To be in compliance with Medicare to cover the CPAP machine, patients have to use it at least four hours per night for the first 60 or 90 nights, depending on Medicare and your supplemental coverage. Since the first night on the CPAP, I have been averaging 7:36 hours per night, which is very good.
Sleep apnea is rated by the Apnea Hypopnea Index (AHI). An AHI is when a person stops breathing for 10 seconds or more while asleep. We all do it to some extent, and a normal AHI is fewer than five events on average per hour. Mild sleep apnea is rated at 5 to 14 events per hour, and moderate is 15 to 29 events per hour. Anything higher than that is considered severe. My AHI was 27 per hour during my sleep study. After reading the reports that the machine sends to my doctor every day, he said that since starting CPAP, my AHI has been less than one on average. Those are pretty impressive numbers!
One thing I have noticed since starting using a CPAP is that I have had the most vivid, convoluted, multi-layered dreams, but usually, within a half-hour after waking up, they fade away. The doctor said this is good because it means that I am getting more REM sleep. REM stands for rapid eye movement.

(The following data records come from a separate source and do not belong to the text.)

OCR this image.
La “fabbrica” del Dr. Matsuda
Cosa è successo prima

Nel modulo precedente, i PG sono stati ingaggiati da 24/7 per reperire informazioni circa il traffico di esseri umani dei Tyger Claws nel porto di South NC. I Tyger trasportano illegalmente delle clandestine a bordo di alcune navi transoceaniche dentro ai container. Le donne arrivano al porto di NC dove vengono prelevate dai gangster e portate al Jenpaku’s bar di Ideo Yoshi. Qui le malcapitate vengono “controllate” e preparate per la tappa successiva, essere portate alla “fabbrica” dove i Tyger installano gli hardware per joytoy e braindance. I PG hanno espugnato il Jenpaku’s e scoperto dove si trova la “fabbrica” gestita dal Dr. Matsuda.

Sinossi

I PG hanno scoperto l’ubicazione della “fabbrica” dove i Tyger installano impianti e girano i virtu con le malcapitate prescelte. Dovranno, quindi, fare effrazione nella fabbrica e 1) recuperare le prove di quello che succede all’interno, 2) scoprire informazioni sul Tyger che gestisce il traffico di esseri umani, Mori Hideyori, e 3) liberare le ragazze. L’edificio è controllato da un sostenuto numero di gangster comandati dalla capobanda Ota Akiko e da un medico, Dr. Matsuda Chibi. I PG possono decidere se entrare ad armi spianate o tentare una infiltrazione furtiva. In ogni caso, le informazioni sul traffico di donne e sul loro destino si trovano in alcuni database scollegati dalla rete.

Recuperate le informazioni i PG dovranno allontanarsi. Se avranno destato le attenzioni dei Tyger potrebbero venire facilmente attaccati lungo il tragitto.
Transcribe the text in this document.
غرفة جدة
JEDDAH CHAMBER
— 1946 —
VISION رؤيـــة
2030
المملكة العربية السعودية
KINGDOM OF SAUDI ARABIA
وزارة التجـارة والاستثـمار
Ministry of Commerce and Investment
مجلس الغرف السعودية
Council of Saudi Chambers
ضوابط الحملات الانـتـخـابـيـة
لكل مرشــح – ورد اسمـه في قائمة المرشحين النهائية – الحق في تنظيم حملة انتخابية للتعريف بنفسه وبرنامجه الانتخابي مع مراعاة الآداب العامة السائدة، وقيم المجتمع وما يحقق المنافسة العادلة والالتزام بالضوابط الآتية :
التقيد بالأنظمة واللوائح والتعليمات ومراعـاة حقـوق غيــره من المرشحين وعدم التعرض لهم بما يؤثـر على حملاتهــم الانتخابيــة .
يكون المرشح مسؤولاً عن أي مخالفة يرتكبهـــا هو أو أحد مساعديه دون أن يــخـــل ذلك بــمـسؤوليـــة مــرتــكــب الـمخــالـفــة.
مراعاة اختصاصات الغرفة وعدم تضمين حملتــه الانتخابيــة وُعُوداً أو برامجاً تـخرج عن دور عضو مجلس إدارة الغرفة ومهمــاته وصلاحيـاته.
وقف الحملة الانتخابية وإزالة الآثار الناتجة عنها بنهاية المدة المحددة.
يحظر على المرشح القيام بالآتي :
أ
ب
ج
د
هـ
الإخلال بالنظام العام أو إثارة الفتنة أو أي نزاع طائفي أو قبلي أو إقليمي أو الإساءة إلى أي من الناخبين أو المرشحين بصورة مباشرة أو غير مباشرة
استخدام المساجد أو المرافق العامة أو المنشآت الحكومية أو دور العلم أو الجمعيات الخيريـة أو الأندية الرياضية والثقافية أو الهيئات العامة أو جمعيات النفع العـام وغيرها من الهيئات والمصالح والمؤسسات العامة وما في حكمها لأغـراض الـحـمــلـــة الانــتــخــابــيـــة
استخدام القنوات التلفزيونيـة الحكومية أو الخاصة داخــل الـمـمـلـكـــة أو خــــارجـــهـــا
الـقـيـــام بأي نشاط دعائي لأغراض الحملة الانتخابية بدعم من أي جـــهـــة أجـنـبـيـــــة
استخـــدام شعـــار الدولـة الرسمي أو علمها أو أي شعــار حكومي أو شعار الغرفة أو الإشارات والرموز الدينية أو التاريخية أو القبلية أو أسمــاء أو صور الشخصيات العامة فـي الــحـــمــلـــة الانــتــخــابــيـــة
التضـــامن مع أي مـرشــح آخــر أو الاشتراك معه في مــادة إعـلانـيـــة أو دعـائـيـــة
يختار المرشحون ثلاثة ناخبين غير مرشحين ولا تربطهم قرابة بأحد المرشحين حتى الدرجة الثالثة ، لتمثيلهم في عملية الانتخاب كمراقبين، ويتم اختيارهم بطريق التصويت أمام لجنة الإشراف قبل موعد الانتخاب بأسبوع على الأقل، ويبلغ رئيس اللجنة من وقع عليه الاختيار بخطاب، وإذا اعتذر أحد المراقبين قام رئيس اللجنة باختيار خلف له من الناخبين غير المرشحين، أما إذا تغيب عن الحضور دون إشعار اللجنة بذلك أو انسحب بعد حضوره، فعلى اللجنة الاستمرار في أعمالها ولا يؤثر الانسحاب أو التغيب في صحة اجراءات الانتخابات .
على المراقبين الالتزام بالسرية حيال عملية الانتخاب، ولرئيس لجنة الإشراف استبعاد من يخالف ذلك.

During REM sleep, besides dreaming, your eyes move around rapidly but don’t send any visual information to your brain. REM sleep is very good for you because it restores your brain and helps with memory and learning. Under normal conditions, a person can experience about three to five periods of REM sleep a night, with each period lasting around ten minutes, with the last one before waking up going on for up to an hour.
I wasn’t the only person seeing a doctor yesterday. Our daughter Tiffany had a fast-growing cataract develop that took most of the sight in her right eye. This happened to me years ago and led to me getting cataract surgery. It was the same for Tiffany, and she had her cataract removed yesterday about the same time I was at the sleep doctor. She sent me a picture last night and told me she’s doing well.
They will be doing her other eye in a couple of weeks because the vision in the two eyes is going to be so different now. The same thing happened with me, although it was months before the VA would do the second eye, which meant I had 20/20 vision in one eye and 20/300 in the other. That is not a comfortable experience, and it was too much to be corrected with glasses. I told Tiffany that I’m sure she will be just as happy as I was and am once both eyes are done.
And finally, here’s a chuckle to start your day from the collection of funny signs we see in our travels and that our readers share with us.
Thought For The Day – Sometimes, not saying anything is the best answer. Silence can never be misquoted.